Nationwide best quota: Why Bremen is great when it comes to vaccination

Status: 03.11.2021 10:27 a.m.

Almost 80 percent of all Bremen residents are fully vaccinated against the corona virus. In no other federal state is the rate so high. How does Bremen do it?

By Robert Otto-Moog, Radio Bremen

Traffic builds up on the goat market in the Steintor district of Bremen. Where people usually queue up for fruit, flowers or cheese, they are now waiting for an injection. 140 Bremen residents had themselves vaccinated against Corona in the vaccination mobile of the German Red Cross (DRK) on this autumn day, and a few hours later there will be significantly more than 200.

One week after the last of around 470,000 syringes was administered in what was once the largest vaccination center in Germany at the Bremen Exhibition Center, vaccination continues almost non-stop in the city-state. On average, more than 1000 doses were administered every working day – not counting the doctors in private practice. After all, the two-city state wants to achieve the 80 percent vaccination quota for second vaccinations in the coming weeks.

According to the Robert Koch Institute (RKI), 78.4 percent of all people in the state of Bremen are now fully vaccinated – the absolute top figure nationwide. Behind are the Saarland (73.2), Hamburg (72.1) and Schleswig-Holstein (71.6). The national average is 66.8.

How did little Bremen of all things manage to vaccinate so many more of its residents than anyone else?

Poverty and high proportion of migrants

“It seems to be a combination of several factors,” says Hajo Zeeb from the Leibniz Institute for Prevention Research and Epidemiology. Above all, however, it was important that Bremen quickly recognized that it was all about the right approach in structurally weak districts. “In addition to the establishment and operation of well-functioning vaccination centers.”

Directly to the people by vaccination mobile.

Image: radiobremen

In fact, Bremen investigated early on in which parts of the city a particularly high number of infections occurred – according to the Senate, it was the first major city in Germany. The result: where there is great poverty and the proportion of migrants, a particularly high number of people became infected. There are numerous such quarters in Bremen and Bremerhaven. And it is precisely there that the skepticism towards the state and its authorities is often particularly great.

“We have adjusted to that,” says Bremen’s Senator for Health Claudia Bernhard. “We mainly went to precisely these parts of the city, vaccinated there. That was definitely one of our success factors,” said the left-wing politician. In addition, there is the close cooperation between authorities, aid organizations and those responsible on site: neighborhood management, local offices, associations, religious communities, neighborhood initiatives.

“We are where the people are”

“Those responsible on site are driving this forward,” says Jörg Rolfs, who is responsible for logistics at the DRK Bremen. And thus also for the two DRK vaccination trucks. The vehicles are on the road almost every day and vaccinate people practically on their doorstep. There are around 200 every time, whether in front of the Weser Stadium, on the Freimarkt or in front of the high-rise buildings in Osterholz-Tenever. “We are where the people are,” says Rolfs.

The Steintor is a stone’s throw away from the Bremen red light district. In the other direction it goes to an autonomous youth center. The audience here is very mixed, people are standing in line for the first or second vaccination, some also for the booster vaccination. Many come purposefully, others spontaneously, shopping bags still in hand. Walk-in customers are not uncommon.

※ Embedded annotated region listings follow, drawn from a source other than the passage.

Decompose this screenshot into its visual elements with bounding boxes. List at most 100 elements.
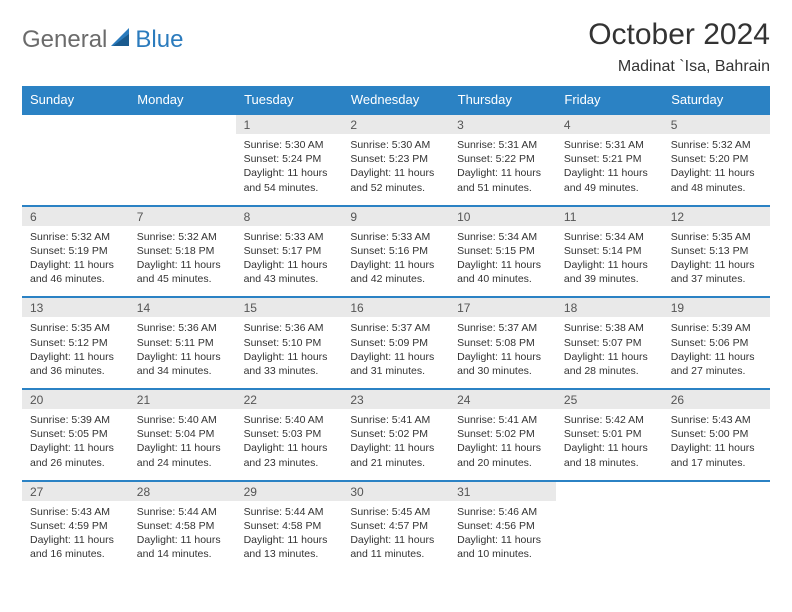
daylight-text: Daylight: 11 hours and 11 minutes. [350,533,441,561]
day-number-cell: 14 [129,297,236,317]
day-number-cell: 3 [449,114,556,134]
detail-row: Sunrise: 5:43 AMSunset: 4:59 PMDaylight:… [22,501,770,572]
sunset-text: Sunset: 5:09 PM [350,336,441,350]
day-number-cell: 19 [663,297,770,317]
day-header: Saturday [663,86,770,114]
day-number-cell: 2 [342,114,449,134]
day-number-cell: 7 [129,206,236,226]
day-detail-cell: Sunrise: 5:36 AMSunset: 5:11 PMDaylight:… [129,317,236,389]
day-number-cell [663,481,770,501]
daylight-text: Daylight: 11 hours and 54 minutes. [244,166,335,194]
day-detail-cell: Sunrise: 5:43 AMSunset: 4:59 PMDaylight:… [22,501,129,572]
daylight-text: Daylight: 11 hours and 28 minutes. [564,350,655,378]
day-header: Wednesday [342,86,449,114]
day-number-cell: 21 [129,389,236,409]
sunrise-text: Sunrise: 5:34 AM [457,230,548,244]
day-number-cell: 25 [556,389,663,409]
sunset-text: Sunset: 5:15 PM [457,244,548,258]
day-detail-cell [22,134,129,206]
day-detail-cell: Sunrise: 5:41 AMSunset: 5:02 PMDaylight:… [449,409,556,481]
sunset-text: Sunset: 5:10 PM [244,336,335,350]
detail-row: Sunrise: 5:30 AMSunset: 5:24 PMDaylight:… [22,134,770,206]
title-block: October 2024 Madinat `Isa, Bahrain [588,18,770,76]
day-number-cell: 26 [663,389,770,409]
day-number-cell: 1 [236,114,343,134]
daylight-text: Daylight: 11 hours and 34 minutes. [137,350,228,378]
calendar-table: SundayMondayTuesdayWednesdayThursdayFrid… [22,86,770,571]
day-detail-cell: Sunrise: 5:31 AMSunset: 5:22 PMDaylight:… [449,134,556,206]
day-detail-cell: Sunrise: 5:30 AMSunset: 5:23 PMDaylight:… [342,134,449,206]
sunrise-text: Sunrise: 5:31 AM [457,138,548,152]
daylight-text: Daylight: 11 hours and 40 minutes. [457,258,548,286]
sunrise-text: Sunrise: 5:43 AM [30,505,121,519]
daylight-text: Daylight: 11 hours and 42 minutes. [350,258,441,286]
logo-text-general: General [22,26,107,54]
sunset-text: Sunset: 5:16 PM [350,244,441,258]
day-number-cell [22,114,129,134]
sunset-text: Sunset: 5:12 PM [30,336,121,350]
sunrise-text: Sunrise: 5:32 AM [137,230,228,244]
day-detail-cell: Sunrise: 5:33 AMSunset: 5:16 PMDaylight:… [342,226,449,298]
sunset-text: Sunset: 5:07 PM [564,336,655,350]
sunrise-text: Sunrise: 5:44 AM [137,505,228,519]
day-number-cell: 30 [342,481,449,501]
sunrise-text: Sunrise: 5:38 AM [564,321,655,335]
day-number-cell: 28 [129,481,236,501]
sunset-text: Sunset: 5:23 PM [350,152,441,166]
day-detail-cell: Sunrise: 5:37 AMSunset: 5:09 PMDaylight:… [342,317,449,389]
day-detail-cell: Sunrise: 5:34 AMSunset: 5:15 PMDaylight:… [449,226,556,298]
daylight-text: Daylight: 11 hours and 36 minutes. [30,350,121,378]
sunrise-text: Sunrise: 5:45 AM [350,505,441,519]
sunset-text: Sunset: 5:06 PM [671,336,762,350]
daynum-row: 6789101112 [22,206,770,226]
sunrise-text: Sunrise: 5:35 AM [671,230,762,244]
day-number-cell: 17 [449,297,556,317]
sunrise-text: Sunrise: 5:40 AM [137,413,228,427]
daylight-text: Daylight: 11 hours and 39 minutes. [564,258,655,286]
sunrise-text: Sunrise: 5:40 AM [244,413,335,427]
sunset-text: Sunset: 4:58 PM [244,519,335,533]
day-detail-cell: Sunrise: 5:32 AMSunset: 5:20 PMDaylight:… [663,134,770,206]
day-number-cell: 31 [449,481,556,501]
daylight-text: Daylight: 11 hours and 27 minutes. [671,350,762,378]
day-detail-cell: Sunrise: 5:34 AMSunset: 5:14 PMDaylight:… [556,226,663,298]
day-detail-cell: Sunrise: 5:44 AMSunset: 4:58 PMDaylight:… [236,501,343,572]
daynum-row: 12345 [22,114,770,134]
daylight-text: Daylight: 11 hours and 33 minutes. [244,350,335,378]
sunset-text: Sunset: 5:04 PM [137,427,228,441]
logo-sail-icon [111,28,133,53]
day-number-cell: 23 [342,389,449,409]
day-detail-cell: Sunrise: 5:32 AMSunset: 5:18 PMDaylight:… [129,226,236,298]
daylight-text: Daylight: 11 hours and 43 minutes. [244,258,335,286]
day-number-cell: 22 [236,389,343,409]
sunset-text: Sunset: 5:24 PM [244,152,335,166]
day-header: Thursday [449,86,556,114]
day-header: Monday [129,86,236,114]
daylight-text: Daylight: 11 hours and 16 minutes. [30,533,121,561]
day-detail-cell: Sunrise: 5:39 AMSunset: 5:06 PMDaylight:… [663,317,770,389]
day-detail-cell: Sunrise: 5:46 AMSunset: 4:56 PMDaylight:… [449,501,556,572]
daylight-text: Daylight: 11 hours and 14 minutes. [137,533,228,561]
day-number-cell: 18 [556,297,663,317]
sunset-text: Sunset: 5:11 PM [137,336,228,350]
sunset-text: Sunset: 5:03 PM [244,427,335,441]
sunrise-text: Sunrise: 5:30 AM [244,138,335,152]
daylight-text: Daylight: 11 hours and 49 minutes. [564,166,655,194]
day-detail-cell: Sunrise: 5:31 AMSunset: 5:21 PMDaylight:… [556,134,663,206]
daylight-text: Daylight: 11 hours and 10 minutes. [457,533,548,561]
day-detail-cell [556,501,663,572]
daylight-text: Daylight: 11 hours and 23 minutes. [244,441,335,469]
sunrise-text: Sunrise: 5:46 AM [457,505,548,519]
day-detail-cell: Sunrise: 5:35 AMSunset: 5:12 PMDaylight:… [22,317,129,389]
day-number-cell: 5 [663,114,770,134]
day-number-cell: 27 [22,481,129,501]
sunrise-text: Sunrise: 5:36 AM [244,321,335,335]
day-number-cell [556,481,663,501]
daynum-row: 2728293031 [22,481,770,501]
sunrise-text: Sunrise: 5:32 AM [30,230,121,244]
logo-text-blue: Blue [135,26,183,54]
day-detail-cell: Sunrise: 5:35 AMSunset: 5:13 PMDaylight:… [663,226,770,298]
sunrise-text: Sunrise: 5:30 AM [350,138,441,152]
day-detail-cell: Sunrise: 5:37 AMSunset: 5:08 PMDaylight:… [449,317,556,389]
day-detail-cell: Sunrise: 5:40 AMSunset: 5:04 PMDaylight:… [129,409,236,481]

“We are where the people are,” says Jörg Rolfs from the DRK.

Image: radiobremen

In addition to the two trucks that the DRK planned on its own initiative in April, there is also a vaccination bus in Bremen and Bremerhaven. At peak times, up to 20 mobile teams were also on duty at the same time. According to the health department, around 100,000 vaccine doses were administered on the move. “Vaccination mobiles are one of the most important components of a successful vaccination campaign like the one in Bremen,” says epidemiologist Zeeb. Even after the end of the large vaccination center, local and mobile options should remain.

Concept of “short distances”

In the search for the Bremen recipe for success, the image of “short distances” appears again and again – both proverbially and literally. “It was made easy for the people of Bremen to get vaccinated,” says virologist Andreas Dotzauer from the University of Bremen. And not just in comparison to its sprawling neighbor Lower Saxony “The city is clear,” says Dotzauer. “The other two city-states Hamburg and Berlin are dealing with completely different sizes.”

Senator Bernhard nevertheless believes that the Bremen model would have worked elsewhere, at least in part. “Many of our decisions could have been made in other countries or municipalities,” she says. Addressing people directly, for example. Health is a social question. “Health offers, education, information have to go where the people are and not just in the districts or areas where there are already many medical practices and good access to information and care,” she says.

The employees of the Bremen DRK will continue in any case, not just in the Steintor. The helpers are currently taking care of making the trucks winter-proof. After all, with an 80 percent vaccination quota, it doesn’t have to end. “It won’t fail because of us,” says DRK man Rolfs.